Außerdem könnten verschiedene Studienteilnehmer das Verhalten derselben Katze völlig anderes beurteilen. Schließlich ist diese Bewertung völlig subjektiv: Was einige als verspielt bezeichnen würden, haben andere vielleicht schon als aggressiv bewertet. Und wenn weiße Katzen in der ersten Studie als unnahbar beschrieben wurden, hatten sie vielleicht einfach Gehörprobleme – immerhin sind Studien zufolge 65 bis 85 Prozent der weißen Katzen mit zwei blauen Augen taub.

Egal ob Deine Katze aufgrund ihrer Fellfarbe, ihrer Sozialisierung, ihrer vererbeten Charakterzüge oder aus anderen Gründen so ist, wie sie ist – Du liebst sie bestimmt genau so.

Schließlich ist sie ganz und gar einzigartig!

 

11 Kommentare

  1. Dem kann ich mit nichten zustimmen. Unser roter Kater ist die Sanftmut, Gelassenheit und Verschmustheit in Person, die Schwarz-weisse sanftmütig, duldsam und bescheiden, die Bunte eigen aber intelligent, die 2. Bunte in sich ruhen und unser Tigerchen will nur lieb gehabt werden.

  2. So ein seich…meine Katze war 3 Färbig und war sehr anhänglich, auf mich fixiert und überhaupt nie in ire 16 Jahre agressive…si war ein Goldschatz

  3. Wir haben einen Mix aus Norweger und Perser. 2 Geschwister Clyde grau weiß und Bonnie braun gemixt. Kann dem nicht zustimmen. Glaube es liegt an dem was Katzen zuerst erleben

  4. Meine Katze ist mehrfarbig. Sie geht raus und nachts ist sie im Haus. Sie erscheint zufrieden zu sein und gibt viel Liebe.

  5. Wir haben eine dreifarbige Glückskatze,sie ist sehr anhänglich und auch schlau,kann dieserStudie überhaupt nicht zustimmen.
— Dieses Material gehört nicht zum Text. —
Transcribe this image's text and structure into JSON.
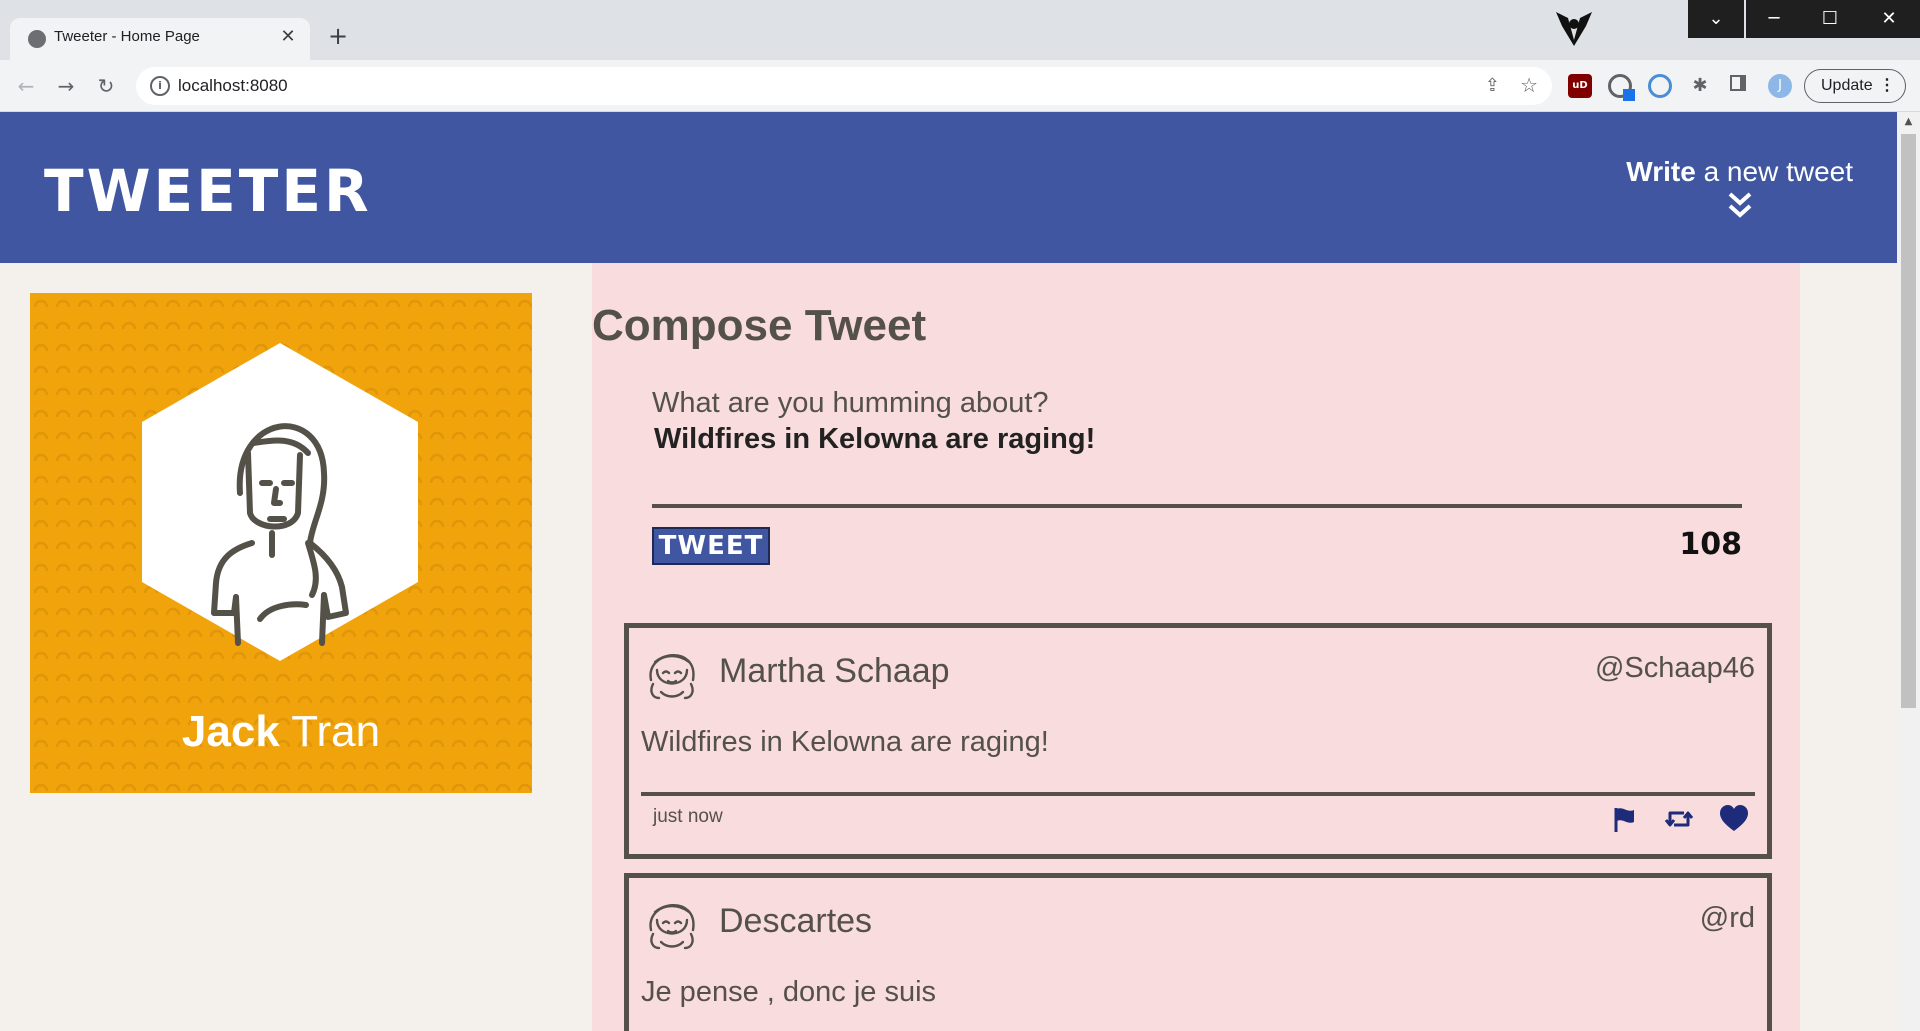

  6. Also die Studien kann ich nicht bestätigen..ich habe eine orange also rote Katze ..sie ist total lieb verschmust und auf alles Jeck was sich bewegt macht nicht kaputt ..und schon 16jahre alt..LG Waltraud

  7. Ich hatte über die letzten 22 Jahre immer Katzen, teils Pflegetiere, teils eigene. Die Farben waren immer unterschiedlich. Während der erste Tiger völlig unnahbar für Männer war und ein Schmusekater bei Frauen ist die zweite Tigern das völlige Gegenteil. Sie ist verspielt, verschmust und völlig auf ihre Menschen fixiert. Unsere Orange Tigern war eine extrem verschmuste Maus. Die Fünffarbige etwas sensibel, hoch intelligent und feinfühlig. Die schwarz-weißen waren alle durch Die Bank verspielt, verschmust und liebesbedürftig.
    Der Charakter einer Katze ist das wichtige und vorallem wie der Mensch mit ihrer jeweiligen Persönlichkeit umgeht. Akzeptiert man sie wie sie ist, dann wird jede Katze früher oder später ein sehr treuer und verschmuster Begleiter.
    Egal wie sie aussehen, alle Katzen sind verspielt, haben ein riesengroßes Herz und wollen die Nähe zu den Menschen die sie lieben.

  8. Das stimmt nicht! Habe eine weiß – orangene und eine schwarz-weiße und erstens sind die sehr scheu und zweitens sehr sehr liebesbedürftig. Holen nie die Krallen raus oder Frauchen oder so. Nix der Gleiche

  9. Meine Katzen sind braun getigert (würde ich nicht als Mehrfarbig beschreiben) und mein Kater ist graugetigert mit Weiß. Er ist beim Tierarzt ängstlich aber nicht mehr. Und wie bitte soll er ich meine braun getigerten Lieblinge hier einschätzen?

  10. Ich mache bestimmt nicht den Charakter einer Katze an der Fellfarbe aus. Ich hatte einen schwarzen Kater, der war gechillt und auf der anderen Seite frech, wenn es darum ging, mir während des Essens was zu klauen (was ihm fast nie gelang, weil ich ihn vom Tisch heruntergesetzt habe). Ich kenne 2 orange Katzen, die sind sehr lieb und friedlich. Und sie sind zutraulich. Ich habe noch eine braun-schwarzgetigerte Katze, die hat einen süßen, frechen Charakter. Also: Charakter ist nicht gleich Fellfarbe.